Gubernatis estimates that about 250 physicists will attend the June meeting. The morning sessions will be plenary sessions that focus on issues of general interest to computational physics. Afternoon sessions will include discipline-specific invited and submitted talks, plus a special session on scientific visualization and a town hall meeeting on the education of a computational physicist. The meeting will small enough to allow all members to attend each plenary session, with no conflicting parallel sessions. "Hopefully the structure and topics reflect our particular needs as a division," Gubernatis said.

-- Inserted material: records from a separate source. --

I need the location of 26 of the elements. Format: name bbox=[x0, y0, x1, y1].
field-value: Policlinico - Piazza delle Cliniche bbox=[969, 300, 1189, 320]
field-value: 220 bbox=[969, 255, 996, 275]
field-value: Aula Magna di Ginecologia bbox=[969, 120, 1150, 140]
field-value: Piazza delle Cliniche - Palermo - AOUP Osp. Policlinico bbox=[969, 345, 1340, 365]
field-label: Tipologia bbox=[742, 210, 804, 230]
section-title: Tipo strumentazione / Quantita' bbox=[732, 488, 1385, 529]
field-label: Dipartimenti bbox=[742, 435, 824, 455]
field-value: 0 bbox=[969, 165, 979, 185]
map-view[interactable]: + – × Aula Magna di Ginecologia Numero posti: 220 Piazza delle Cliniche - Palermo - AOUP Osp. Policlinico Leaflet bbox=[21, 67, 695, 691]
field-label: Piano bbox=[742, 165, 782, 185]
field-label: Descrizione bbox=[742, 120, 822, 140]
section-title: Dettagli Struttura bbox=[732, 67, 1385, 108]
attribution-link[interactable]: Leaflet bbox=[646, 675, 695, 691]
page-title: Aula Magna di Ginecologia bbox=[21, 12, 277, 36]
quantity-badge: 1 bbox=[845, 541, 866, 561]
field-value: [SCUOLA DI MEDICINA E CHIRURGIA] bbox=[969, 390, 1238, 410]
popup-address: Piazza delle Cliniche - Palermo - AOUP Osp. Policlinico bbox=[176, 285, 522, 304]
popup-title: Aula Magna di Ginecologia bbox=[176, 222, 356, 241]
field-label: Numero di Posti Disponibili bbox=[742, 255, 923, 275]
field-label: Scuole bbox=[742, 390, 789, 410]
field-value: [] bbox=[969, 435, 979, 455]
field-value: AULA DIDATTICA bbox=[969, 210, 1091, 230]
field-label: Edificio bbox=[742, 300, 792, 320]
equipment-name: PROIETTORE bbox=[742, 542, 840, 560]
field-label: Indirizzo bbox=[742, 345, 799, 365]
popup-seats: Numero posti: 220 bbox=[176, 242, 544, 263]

'Computational physics' needs as a discipline are unique, Peterkin explained. Most DCOMP members are researchers who use computers to study specific topics in physics, so most DCOMP members are cross-registered with other divisions. At the March meeting, many DCOMP members would be busy attending sessions in their research areas, and would not have time to work with other computational physicists. "[DCOMP divisional meetings] offer expert practitioners and students. the opportunity to interact closely with other expert practitioners," Peterkin said. Peterkin explained that since many members of DCOMP study condensed matter physics, the division will be well-represented at the March meeting; furthermore, computational physicists who do not study condensed matter were unlikely to go to the March meeting anyway. But Langer worries that the absence of DCOMP presentations from the March meeting will deprive other scientists of the opportunity to learn from computational physics.
Individual scientists need to consider the relative merits of attending large and small meetings, both for their own research and for physics in general. As more divisions sponsor their own meetings, scientists have more meetings to choose from. As government funding for travel expenses shrinks, the pressure to decide becomes more immediate. Jim Langer fears that the increased numbers of small meetings will excessively decentralize the APS. His fears underscore the fact that decisions of individual scientists could help shape the future of the society and its divisions.